Aku tersenyum mengingat dulu laki-laki itu seringkali memprotes gaya penulisan nama untuk kontak di ponselku. Sebenarnya aku dan dia memiliki gaya yang sama, yaitu mencantumkan nama lengkap seseorang untuk kontak dan ditambahkan embel-embel institusi dibelakangnya. Namun, yang berbeda adalah kalau Gery menulis nama panggilan untuk seseorang yang merupakan teman dekatnya sedangkan aku hanya menghilangkan nama institusi untuk teman-teman terdekatku. Bahkan laki-laki itu hanya menulis namaku dengan 'La'. Kalau dia menyebutku terlalu kaku, maka aku menamainya terlalu malas.

"Halo, La. Pulang sendiri ya. Aku lembur nih tanggung biar nanti di rumah ga urus-urus kerjaan lagi." Seperti biasa, nada tanpa basa-basi Gery menyapaku begitu aku meletakkan ponsel ke telinga kiri.

"Iya. Jangan lupa makan malam. Jangan ganggu aku malam ini." Kebiasaan Gery kalau lembur adalah melewatkan makan malamnya dan kemudian mengganggu jam tidurku dengan menggedor pintu kamar tidurku untuk meminta dibuatkan sesuatu yang dapat dirinya konsumsi. Meski Gery adalah laki-laki mandiri yang suka bereksperimen dengan bahan-bahan masakan, tetapi itu hanya akan dilakukannya di hari sabtu atau minggu pagi hari. Ya, meski dalam satu bulan hanya melakukan satu atau dua kali.

"Kalau begitu masak sesuatu biar nanti aku tinggal makan." Aku memutar bola mata dengan kesal mendengar permintaannya. Laki-laki ini sungguh merepotkan.

"Ngga. Besok kita flight pagi, Ger. Aku belum packing. Capek." Menolak dengan nada tegas akan membuat Gery tidak meminta dua kali.

"Kalau begitu, kamu delivery bikin dua porsi."

"Ini bukan masalah aku ga mau repot masak atau delivery lebih. Tapi kamu harus makan tepat waktu lah. Aku kirim makanan aja ke kantor kamu nanti atau aku anterin sebelum pulang kalau kamu memang terlalu malas." Kebiasaan buruk Gery kalau sudah tenggelam dengan pekerjaannya adalah mengabaikan asupan gizi untuk tubuhnya. Kalau aku mengerjakan sesuatu dengan camilan, maka Gery hanya dengan secangkir kopi. Aku tidak terlalu mempermasalahkan kopinya, tapi situasinya. Laki-laki itu mengonsumsi kopi disaat perut kosong.

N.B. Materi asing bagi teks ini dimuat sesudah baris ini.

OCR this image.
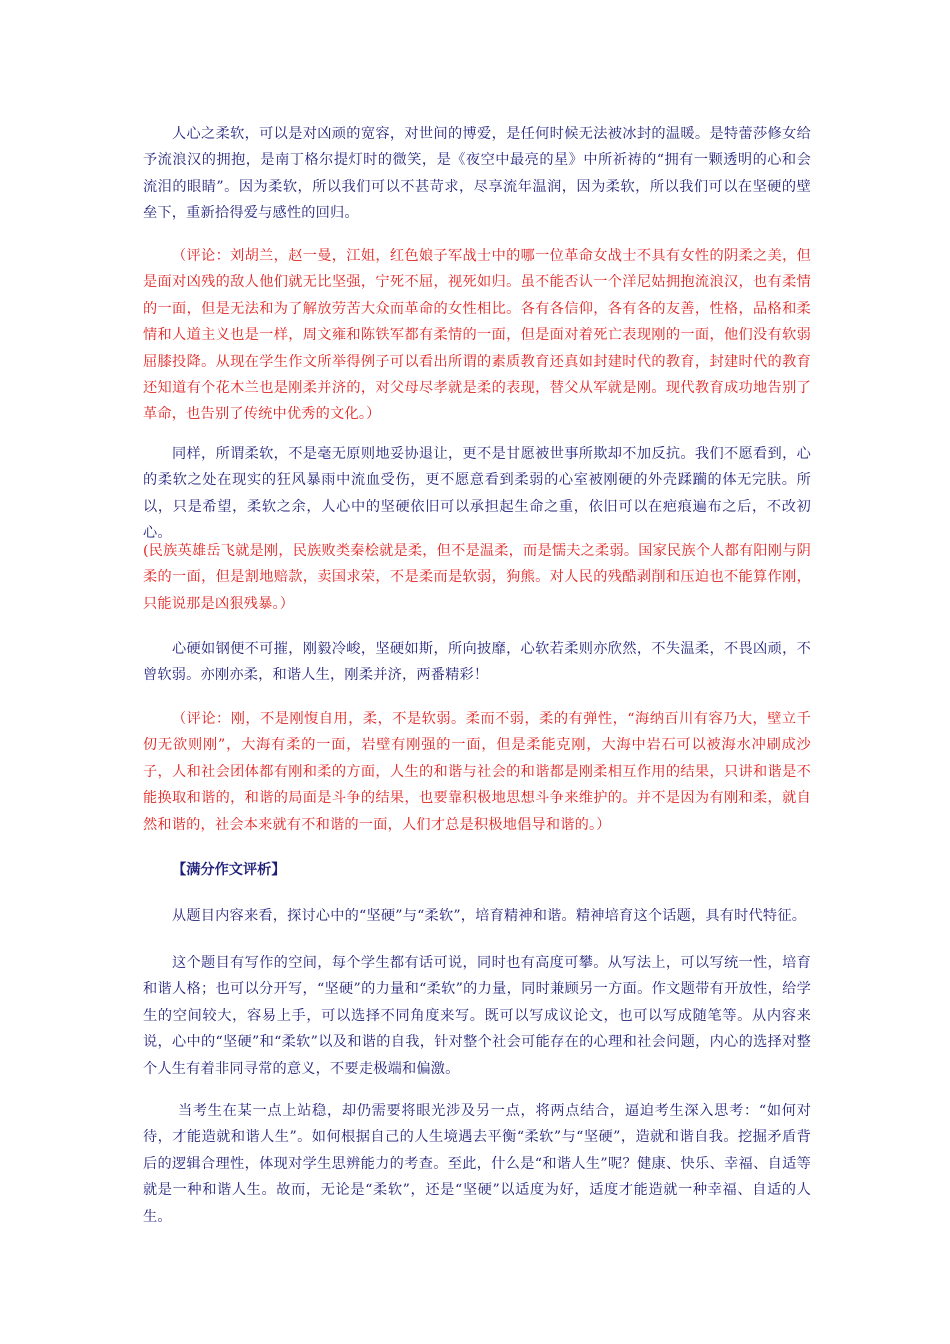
人心之柔软，可以是对凶顽的宽容，对世间的博爱，是任何时候无法被冰封的温暖。是特蕾莎修女给予流浪汉的拥抱，是南丁格尔提灯时的微笑，是《夜空中最亮的星》中所祈祷的“拥有一颗透明的心和会流泪的眼睛”。因为柔软，所以我们可以不甚苛求，尽享流年温润，因为柔软，所以我们可以在坚硬的壁垒下，重新拾得爱与感性的回归。

（评论：刘胡兰，赵一曼，江姐，红色娘子军战士中的哪一位革命女战士不具有女性的阴柔之美，但是面对凶残的敌人他们就无比坚强，宁死不屈，视死如归。虽不能否认一个洋尼姑拥抱流浪汉，也有柔情的一面，但是无法和为了解放劳苦大众而革命的女性相比。各有各信仰，各有各的友善，性格，品格和柔情和人道主义也是一样，周文雍和陈铁军都有柔情的一面，但是面对着死亡表现刚的一面，他们没有软弱屈膝投降。从现在学生作文所举得例子可以看出所谓的素质教育还真如封建时代的教育，封建时代的教育还知道有个花木兰也是刚柔并济的，对父母尽孝就是柔的表现，替父从军就是刚。现代教育成功地告别了革命，也告别了传统中优秀的文化。）

同样，所谓柔软，不是毫无原则地妥协退让，更不是甘愿被世事所欺却不加反抗。我们不愿看到，心的柔软之处在现实的狂风暴雨中流血受伤，更不愿意看到柔弱的心室被刚硬的外壳蹂躏的体无完肤。所以，只是希望，柔软之余，人心中的坚硬依旧可以承担起生命之重，依旧可以在疤痕遍布之后，不改初心。

(民族英雄岳飞就是刚，民族败类秦桧就是柔，但不是温柔，而是懦夫之柔弱。国家民族个人都有阳刚与阴柔的一面，但是割地赔款，卖国求荣，不是柔而是软弱，狗熊。对人民的残酷剥削和压迫也不能算作刚，只能说那是凶狠残暴。）

心硬如钢便不可摧，刚毅冷峻，坚硬如斯，所向披靡，心软若柔则亦欣然，不失温柔，不畏凶顽，不曾软弱。亦刚亦柔，和谐人生，刚柔并济，两番精彩！

（评论：刚，不是刚愎自用，柔，不是软弱。柔而不弱，柔的有弹性，“海纳百川有容乃大，壁立千仞无欲则刚”，大海有柔的一面，岩壁有刚强的一面，但是柔能克刚，大海中岩石可以被海水冲刷成沙子，人和社会团体都有刚和柔的方面，人生的和谐与社会的和谐都是刚柔相互作用的结果，只讲和谐是不能换取和谐的，和谐的局面是斗争的结果，也要靠积极地思想斗争来维护的。并不是因为有刚和柔，就自然和谐的，社会本来就有不和谐的一面，人们才总是积极地倡导和谐的。）

【满分作文评析】

从题目内容来看，探讨心中的“坚硬”与“柔软”，培育精神和谐。精神培育这个话题，具有时代特征。

这个题目有写作的空间，每个学生都有话可说，同时也有高度可攀。从写法上，可以写统一性，培育和谐人格；也可以分开写，“坚硬”的力量和“柔软”的力量，同时兼顾另一方面。作文题带有开放性，给学生的空间较大，容易上手，可以选择不同角度来写。既可以写成议论文，也可以写成随笔等。从内容来说，心中的“坚硬”和“柔软”以及和谐的自我，针对整个社会可能存在的心理和社会问题，内心的选择对整个人生有着非同寻常的意义，不要走极端和偏激。

当考生在某一点上站稳，却仍需要将眼光涉及另一点，将两点结合，逼迫考生深入思考：“如何对待，才能造就和谐人生”。如何根据自己的人生境遇去平衡“柔软”与“坚硬”，造就和谐自我。挖掘矛盾背后的逻辑合理性，体现对学生思辨能力的考查。至此，什么是“和谐人生”呢？健康、快乐、幸福、自适等就是一种和谐人生。故而，无论是“柔软”，还是“坚硬”以适度为好，适度才能造就一种幸福、自适的人生。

"Kamu kalau perhatian gini jadi lebih manis." Aku benar-benar ingin menendang tulang keringnya saat mendengar tawa yang begitu menggelegar usai menggodaku dengan kalimatnya yang begitu murahan, "Males, ah. Kamu ga peka kode banget. Tujuan aku kan biar ada alesan ke kamar kamu malem ini." Dasar laki-laki kurang kasih sayang.